[1] As anteriores foram as visões mais eminentes dos próprios benditos mártires Sáturo e Perpétua, as quais eles mesmos entregaram por escrito. Mas Deus chamou Secúndulo, enquanto ele ainda estava na prisão, por uma saída mais precoce do mundo, não sem favor, de modo a dar uma pausa às feras. Contudo, ainda que sua alma não reconhecesse motivo de gratidão, certamente sua carne o reconheceu.
[2] Mas, quanto a Felicidade — pois também a ela o favor do Senhor se aproximou do mesmo modo —, quando já estava grávida de oito meses, pois estava grávida quando foi presa, à medida que se aproximava o dia do espetáculo, ela estava em grande tristeza, temendo que, por causa de sua gravidez, fosse adiada, porque mulheres grávidas não têm permissão para ser punidas publicamente; e temendo que derramasse seu sangue sagrado e inocente entre alguns que depois haviam sido ímpios. Além disso, também seus companheiros mártires estavam dolorosamente entristecidos, para que não deixassem sozinha, no caminho da mesma esperança, uma amiga tão excelente e, por assim dizer, companheira. Portanto, unindo seu clamor comum, derramaram sua oração ao Senhor três dias antes do espetáculo. Imediatamente depois da oração deles, vieram-lhe as dores; e, quando, com a dificuldade natural de um parto de oito meses, ela sofria no trabalho de dar à luz, um dos servos dos Cataractários lhe disse: “Tu, que agora estás em tal sofrimento, o que farás quando fores lançada às feras, as quais desprezaste quando recusaste sacrificar?” E ela respondeu: “Agora sou eu que sofro aquilo que sofro; mas então haverá outro em mim, que sofrerá por mim, porque também eu estou prestes a sofrer por Ele.” Assim ela deu à luz uma menina, que certa irmã criou como sua filha.

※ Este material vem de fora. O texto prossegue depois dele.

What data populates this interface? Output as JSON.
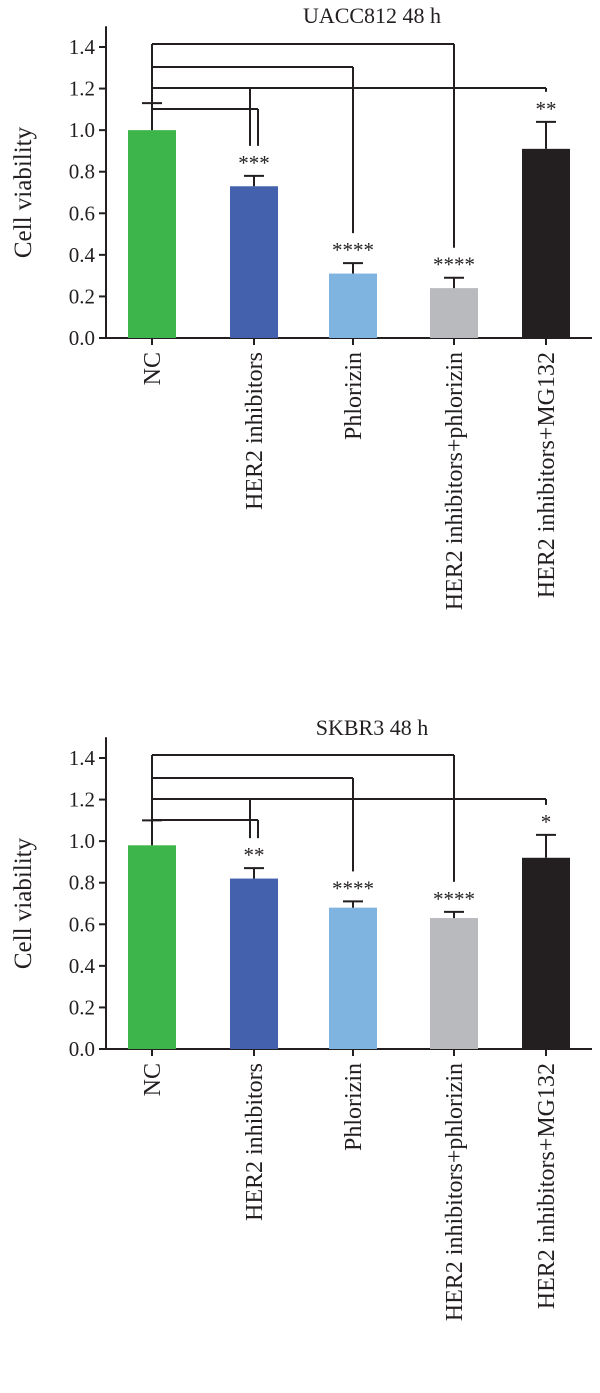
{
  "chart_data": [
    {
      "type": "bar",
      "title": "UACC812 48 h",
      "ylabel": "Cell viability",
      "xlabel": "",
      "ylim": [
        0,
        1.5
      ],
      "yticks": [
        "0.0",
        "0.2",
        "0.4",
        "0.6",
        "0.8",
        "1.0",
        "1.2",
        "1.4"
      ],
      "categories": [
        "NC",
        "HER2 inhibitors",
        "Phlorizin",
        "HER2 inhibitors+phlorizin",
        "HER2 inhibitors+MG132"
      ],
      "values": [
        1.0,
        0.73,
        0.31,
        0.24,
        0.91
      ],
      "errors": [
        0.13,
        0.05,
        0.05,
        0.05,
        0.13
      ],
      "significance": [
        "",
        "***",
        "****",
        "****",
        "**"
      ],
      "colors": [
        "#3db54a",
        "#4361ad",
        "#7fb3e0",
        "#b9babe",
        "#231f20"
      ],
      "grid": false,
      "legend": "none"
    },
    {
      "type": "bar",
      "title": "SKBR3 48 h",
      "ylabel": "Cell viability",
      "xlabel": "",
      "ylim": [
        0,
        1.5
      ],
      "yticks": [
        "0.0",
        "0.2",
        "0.4",
        "0.6",
        "0.8",
        "1.0",
        "1.2",
        "1.4"
      ],
      "categories": [
        "NC",
        "HER2 inhibitors",
        "Phlorizin",
        "HER2 inhibitors+phlorizin",
        "HER2 inhibitors+MG132"
      ],
      "values": [
        0.98,
        0.82,
        0.68,
        0.63,
        0.92
      ],
      "errors": [
        0.12,
        0.05,
        0.03,
        0.03,
        0.11
      ],
      "significance": [
        "",
        "**",
        "****",
        "****",
        "*"
      ],
      "colors": [
        "#3db54a",
        "#4361ad",
        "#7fb3e0",
        "#b9babe",
        "#231f20"
      ],
      "grid": false,
      "legend": "none"
    }
  ]
}
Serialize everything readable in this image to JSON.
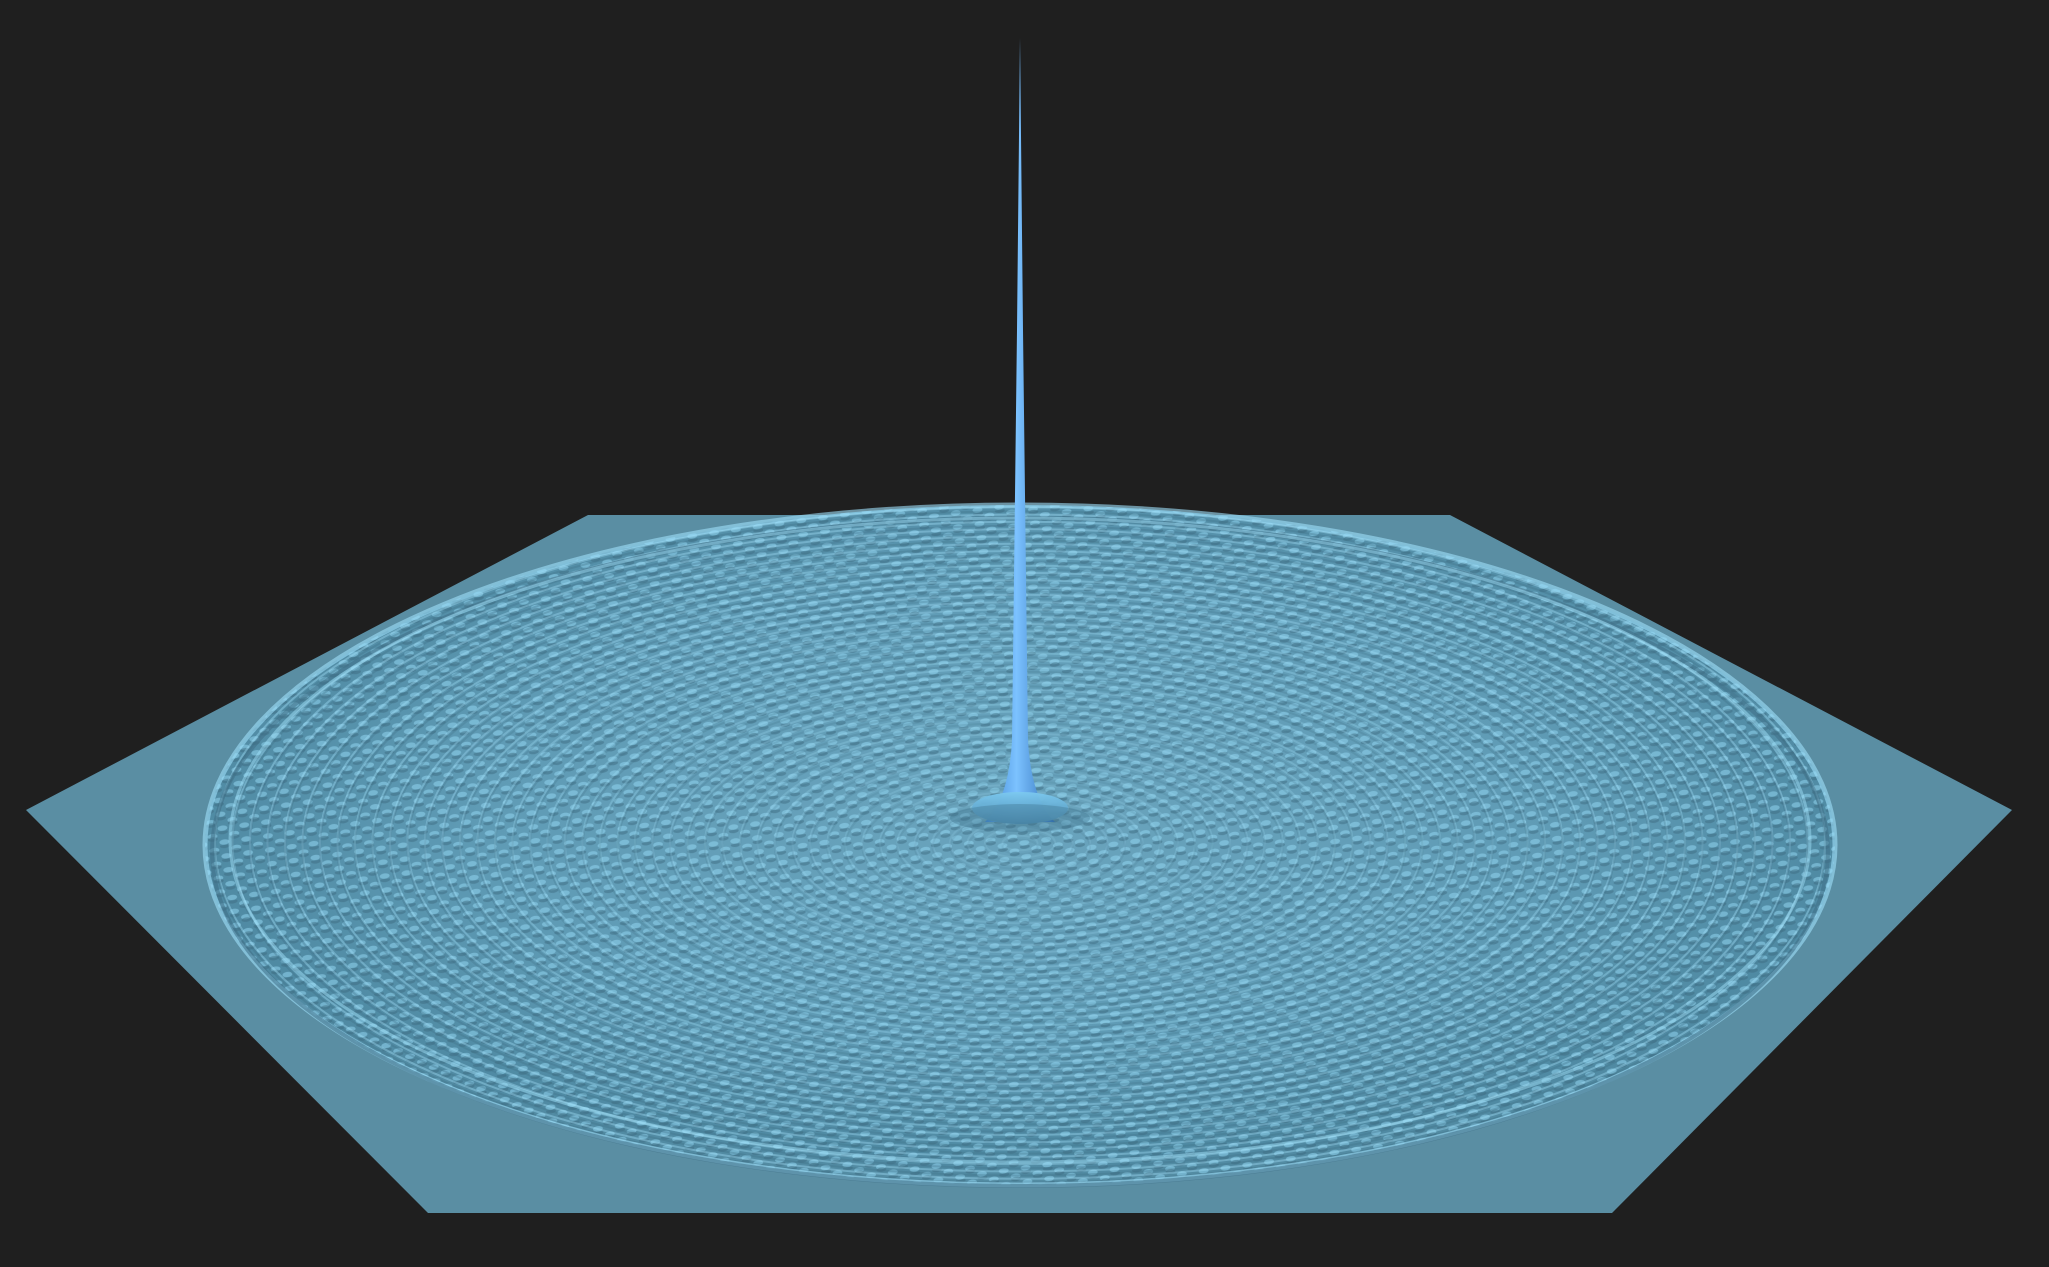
{
  "scene": {
    "background_color": "#1f1f1f",
    "plane_color": "#5a8ea3",
    "wave_highlight_color": "#a8e6ff",
    "wave_shadow_color": "#3e6f86",
    "spike_color": "#5aaaf0",
    "plane_shape": "hexagon",
    "features": [
      "central-spike",
      "concentric-ripples",
      "checkerboard-interference"
    ]
  }
}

[3] Visto, então, que o Espírito Santo permitiu e, permitindo, quis que os acontecimentos daquele espetáculo fossem entregues por escrito, embora sejamos indignos de completar a descrição de tão grande glória, ainda assim obedecemos como que ao mandamento da muitíssimo bendita Perpétua, antes, ao seu sagrado encargo, e acrescentamos mais um testemunho acerca de sua constância e de sua elevação de mente. Enquanto eram tratados com maior severidade pelo tribuno, porque, pelas insinuações de certos homens enganadores, ele temia que fossem retirados da prisão por algum tipo de encantamento mágico, Perpétua respondeu diante de sua face e disse: “Por que ao menos não permites que sejamos revigorados, visto que somos, como somos, desagradáveis ao nobilíssimo César, e temos de lutar no dia de seu nascimento? Ou não é tua glória se formos apresentados mais gordos naquela ocasião?” O tribuno estremeceu e corou, e ordenou que fossem mantidos com mais humanidade, de modo que foi dada permissão a seus irmãos e a outros para entrarem e serem revigorados com eles; até mesmo o guarda da prisão agora confiava neles.
[4] Além disso, no dia anterior, naquela última refeição, que chamam de refeição livre, participavam, tanto quanto podiam, não de uma ceia livre, mas de um ágape; com a mesma firmeza proferiam palavras como estas ao povo, denunciando contra eles o juízo do Senhor, dando testemunho da felicidade de sua paixão, rindo da curiosidade do povo que se reunia; enquanto Sáturo dizia: “Amanhã não vos basta, para contemplardes com prazer aquilo que odiais. Amigos hoje, inimigos amanhã. Contudo, observai cuidadosamente nossos rostos, para que os reconheçais naquele dia do juízo.” Assim todos se retiraram dali admirados, e por causa dessas coisas muitos creram.